L’affaire se complique pour les Manichéens lorsqu’ils comprennent que même un légume porte en lui la souffrance du Christ sur sa croix.
« [Mani] explique que Sabbaios le Baptiste avait apporté des légumes au prêtre de la ville.
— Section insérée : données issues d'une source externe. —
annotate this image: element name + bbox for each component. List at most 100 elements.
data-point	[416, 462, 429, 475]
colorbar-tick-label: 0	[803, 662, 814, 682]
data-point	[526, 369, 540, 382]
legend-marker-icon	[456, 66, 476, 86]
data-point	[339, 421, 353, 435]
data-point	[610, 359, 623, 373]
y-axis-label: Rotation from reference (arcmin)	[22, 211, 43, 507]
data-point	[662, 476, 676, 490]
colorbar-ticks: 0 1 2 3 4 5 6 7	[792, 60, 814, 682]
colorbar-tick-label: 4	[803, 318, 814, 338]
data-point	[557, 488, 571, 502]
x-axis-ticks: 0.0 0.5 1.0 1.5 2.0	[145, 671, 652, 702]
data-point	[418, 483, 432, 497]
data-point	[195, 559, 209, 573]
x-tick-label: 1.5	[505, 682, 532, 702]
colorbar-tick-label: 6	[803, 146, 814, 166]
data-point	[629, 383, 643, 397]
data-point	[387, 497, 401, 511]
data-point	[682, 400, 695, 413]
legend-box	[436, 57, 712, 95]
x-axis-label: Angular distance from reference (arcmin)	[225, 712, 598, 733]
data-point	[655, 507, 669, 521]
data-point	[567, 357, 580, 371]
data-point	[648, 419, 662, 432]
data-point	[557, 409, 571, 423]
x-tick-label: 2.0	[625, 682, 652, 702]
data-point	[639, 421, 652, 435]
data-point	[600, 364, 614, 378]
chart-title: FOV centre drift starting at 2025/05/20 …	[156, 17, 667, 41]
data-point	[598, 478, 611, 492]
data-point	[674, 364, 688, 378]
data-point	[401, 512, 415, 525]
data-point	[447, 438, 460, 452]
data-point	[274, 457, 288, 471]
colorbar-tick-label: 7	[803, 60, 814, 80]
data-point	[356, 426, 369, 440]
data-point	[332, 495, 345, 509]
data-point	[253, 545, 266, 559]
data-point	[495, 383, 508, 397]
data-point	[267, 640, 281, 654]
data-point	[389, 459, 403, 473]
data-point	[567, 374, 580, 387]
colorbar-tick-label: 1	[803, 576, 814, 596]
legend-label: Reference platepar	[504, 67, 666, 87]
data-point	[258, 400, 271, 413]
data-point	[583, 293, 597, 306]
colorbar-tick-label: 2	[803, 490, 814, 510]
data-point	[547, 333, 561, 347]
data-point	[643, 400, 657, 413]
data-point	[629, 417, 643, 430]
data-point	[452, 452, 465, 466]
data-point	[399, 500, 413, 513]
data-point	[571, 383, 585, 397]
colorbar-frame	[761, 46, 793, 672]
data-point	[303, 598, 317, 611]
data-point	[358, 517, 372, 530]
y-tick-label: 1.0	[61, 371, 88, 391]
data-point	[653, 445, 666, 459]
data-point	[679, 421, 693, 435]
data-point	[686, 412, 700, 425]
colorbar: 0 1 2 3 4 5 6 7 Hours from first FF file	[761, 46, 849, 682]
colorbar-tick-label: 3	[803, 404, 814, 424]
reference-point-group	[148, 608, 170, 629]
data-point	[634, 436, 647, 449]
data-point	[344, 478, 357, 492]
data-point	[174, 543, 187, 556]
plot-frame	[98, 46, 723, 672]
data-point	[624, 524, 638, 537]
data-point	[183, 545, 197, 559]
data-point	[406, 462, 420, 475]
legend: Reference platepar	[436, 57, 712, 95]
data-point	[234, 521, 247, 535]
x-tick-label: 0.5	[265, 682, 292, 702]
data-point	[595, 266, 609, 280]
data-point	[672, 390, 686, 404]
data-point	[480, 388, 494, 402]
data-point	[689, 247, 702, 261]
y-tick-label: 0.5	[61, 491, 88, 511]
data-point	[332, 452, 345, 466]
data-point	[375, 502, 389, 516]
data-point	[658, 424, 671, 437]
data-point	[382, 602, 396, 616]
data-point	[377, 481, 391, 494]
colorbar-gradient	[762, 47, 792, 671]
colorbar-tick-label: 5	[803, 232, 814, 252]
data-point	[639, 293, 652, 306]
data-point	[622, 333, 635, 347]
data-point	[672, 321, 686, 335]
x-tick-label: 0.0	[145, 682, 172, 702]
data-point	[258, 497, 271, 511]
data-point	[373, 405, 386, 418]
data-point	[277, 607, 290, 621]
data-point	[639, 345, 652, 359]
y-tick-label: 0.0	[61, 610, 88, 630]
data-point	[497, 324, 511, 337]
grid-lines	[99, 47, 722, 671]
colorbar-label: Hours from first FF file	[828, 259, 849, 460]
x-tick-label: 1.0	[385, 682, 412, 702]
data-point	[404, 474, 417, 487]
Mais voici que le légume pleurait et lui dit : ‘N’es-tu pas un juste ? N’es-tu pas pur ? Pourquoi nous apportes-tu auprès des prostitués ?’
Sabbaios, ébranlé par ce qu’il avait entendu, rapporta le légume. »
[Codex de Mani, p. 97]
Finis les légumes… Aujourd’hui, notre nourriture doit être plus pure que jamais. On nous explique que la viande peut nous souiller, que les céréales vont nous empoisonner, et que nous commettons un crime en mangeant des animaux. Chacun décidera de la ligne qu’il souhaite adopter. Une chose n’a toutefois pas changé depuis les Manichéens : nos comportements, et en particulier le choix de nos aliments, tout cela dépend avant tout de nos croyances.
[image : notre ami Homarus Americanus]
Texte grec des deux passages tirés du Codex de Mani :
πορευομένου γὰρ αὐτοῦ λούσασθαι εἰς ὕδατα εἰκὼν ἀνδρὸς ὤφθη αὐτῶι ἐκ τῆς πη[γ]ῆ̣ς̣ τῶν ὑδάτων λέγου [σα] πρὸς αὐτόν· ‘οὐκ αὐ[τάρ]κως ἔχει τὰ ζῷά σου [πλή]ττειν με; ἀλλὰ καὶ [αὐτὸς] σὺ καταπονεῖς [μου τὸν τόπ]ον καὶ τὰ ὕ[δατά μου ἀ]σεβεῖς.’ ὥσ[τε θαυμάσ]αι τὸν Ἀλχα[σαῖον καὶ ε]ἰ̣πεῖν πρὸς α̣ὐτήν· ‘[ἡ] πορνεία καὶ ἡ μιαρότης καὶ ἡ ἀκαθαρσία τοῦ κόσμου ἐπιρίπτεταί σοι καὶ οὐκ ἀπαυδᾷς, ἐπ’ ἐμοὶ δὲ λυπῇ.’ ἔφη πρὸς αὐτόν· ‘εἰ καὶ οὗτοι πάντες οὐκ ἔγνωσάν με τίς τυγχάνω, σὺ ὁ φάσκων λάτρης εἶναι καὶ δίκαιος διὰ τί οὐκ ἐφύλαξάς μου τὴν τιμήν;’ καὶ τότε κινηθε[ὶς ὁ] Ἀλχασαῖος οὐκ ἐλούσ[α]το εἰς τὰ ὕδατα.
πάλιν δείκνυσιν ὅ[τι Σαβ]βαῖος ὁ βαπτιστὴ[ς τὰ] λάχανα ἀπέφερ[ε πρὸς] τὸν πρεσβύτε[ρον τῆς] [π]όλεως. καὶ ἔ[κλαιεν ἐ] κεῖνο τὸ λ[άχανον καὶ εἶπ]εν αὐτῶι· ‘οὐκ εἶ δίκ[αι] ος; οὐ καθαρὸς τυγχάν[εις]; τίνος χάριν ἀπάγεις ἡμᾶς πρὸς τοὺς πόρνους;’ ὡς κινηθῆναι τὸν Σαβ βαῖον δι’ ἃ ἤκουσεν καὶ ἀνθυποστρέψαι τὰ λάχανα.